The tides are changing as there is growing encouragement to support breastfeeding moms in the workplace by various organizations. The Accreditation Council for Graduate Medical Education [2] has also realized the importance of supporting breastfeeding. Recent changes to the common program requirements state that “programs and sponsoring institutions must ensure healthy and safe learning and working environments that promote resident well-being”, specifically listing a requirement for “clean and private facilities for lactation that have refrigeration capabilities, with proximity appropriate for safe patient care” The Patient Protection and Affordable Care Act requires employers to provide “reasonable break time for an employee to express breast milk for her nursing child for 1 year after the child’s birth each time such employee has need to express the milk.” They are also required to provide “a place, other than a bathroom, that is shielded from view and free from intrusion from coworkers and the public, which may be used by an employee to express breast milk.3” The American College of Emergency Physicians (ACEP) endorses “the availability of a private, non-bathroom area for breastfeeding emergency department employees, nurses, and physicians to express breast milk during their workday inside or directly proximal to the emergency department.” ACEP also “supports the education of emergency department provider employers and hospitals on the benefits of breastfeeding support in the workplace for infants, mothers, and the business of emergency medicine [3].”

Social media resources serve as a great source of support from other working moms who are breastfeeding/pumping while working.
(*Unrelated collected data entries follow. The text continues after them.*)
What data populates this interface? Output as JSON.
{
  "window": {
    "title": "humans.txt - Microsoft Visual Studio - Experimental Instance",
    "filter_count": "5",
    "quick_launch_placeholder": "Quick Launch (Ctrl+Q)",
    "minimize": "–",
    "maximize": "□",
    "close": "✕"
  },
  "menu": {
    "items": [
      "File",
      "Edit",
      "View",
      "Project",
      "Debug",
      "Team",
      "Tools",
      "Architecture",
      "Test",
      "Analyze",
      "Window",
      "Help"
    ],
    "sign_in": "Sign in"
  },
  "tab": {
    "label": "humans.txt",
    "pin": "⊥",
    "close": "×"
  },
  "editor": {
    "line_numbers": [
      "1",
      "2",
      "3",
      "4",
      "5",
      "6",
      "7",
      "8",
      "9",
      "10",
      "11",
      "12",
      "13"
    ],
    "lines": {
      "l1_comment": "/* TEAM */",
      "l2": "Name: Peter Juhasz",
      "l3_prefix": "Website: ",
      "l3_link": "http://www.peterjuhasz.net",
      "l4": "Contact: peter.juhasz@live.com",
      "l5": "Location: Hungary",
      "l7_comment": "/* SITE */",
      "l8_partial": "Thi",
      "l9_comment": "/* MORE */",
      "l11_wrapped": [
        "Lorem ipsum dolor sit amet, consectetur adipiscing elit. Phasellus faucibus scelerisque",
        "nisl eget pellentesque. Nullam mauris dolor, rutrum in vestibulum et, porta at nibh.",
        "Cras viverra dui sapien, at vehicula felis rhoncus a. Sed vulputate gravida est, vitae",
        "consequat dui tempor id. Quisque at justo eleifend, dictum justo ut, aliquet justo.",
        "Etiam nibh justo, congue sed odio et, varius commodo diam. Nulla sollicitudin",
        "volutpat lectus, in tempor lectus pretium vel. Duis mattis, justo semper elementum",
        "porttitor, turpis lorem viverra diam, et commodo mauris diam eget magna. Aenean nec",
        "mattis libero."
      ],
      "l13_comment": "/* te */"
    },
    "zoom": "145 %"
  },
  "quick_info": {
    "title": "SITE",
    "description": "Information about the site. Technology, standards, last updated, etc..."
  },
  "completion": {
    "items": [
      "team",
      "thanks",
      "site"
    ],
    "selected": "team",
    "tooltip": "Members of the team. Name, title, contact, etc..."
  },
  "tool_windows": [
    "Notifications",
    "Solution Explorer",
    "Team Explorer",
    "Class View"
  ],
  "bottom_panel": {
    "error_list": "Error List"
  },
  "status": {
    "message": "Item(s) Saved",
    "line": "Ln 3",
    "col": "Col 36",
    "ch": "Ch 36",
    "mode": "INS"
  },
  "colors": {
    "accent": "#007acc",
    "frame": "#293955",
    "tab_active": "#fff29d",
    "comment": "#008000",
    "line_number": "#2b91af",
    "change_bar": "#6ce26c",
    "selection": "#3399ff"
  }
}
I particularly learned a lot from the Facebook group Dr Milk4 which is an online community of physicians who are interested in lactation knowledge. At the department level, one can support lactating moms by developing policies to address pumping and breastfeeding in the workplace. Our department, developed a policy that delineated handing off clinical responsibilities, places to pump, etc for individuals ranging from learners in the department to physicians [4]. You can also support colleagues by recognizing that they may need to pump during shift and encouraging them to do so (some may be too scared to ask or leave their clinical responsibilities). As a departmental leader, you can have a conversation with moms returning to work about their plans to breastfeed and how she can be supported in this manner. The more we normalize pumping at work, the more we can encourage and support our lactating moms in the workplace.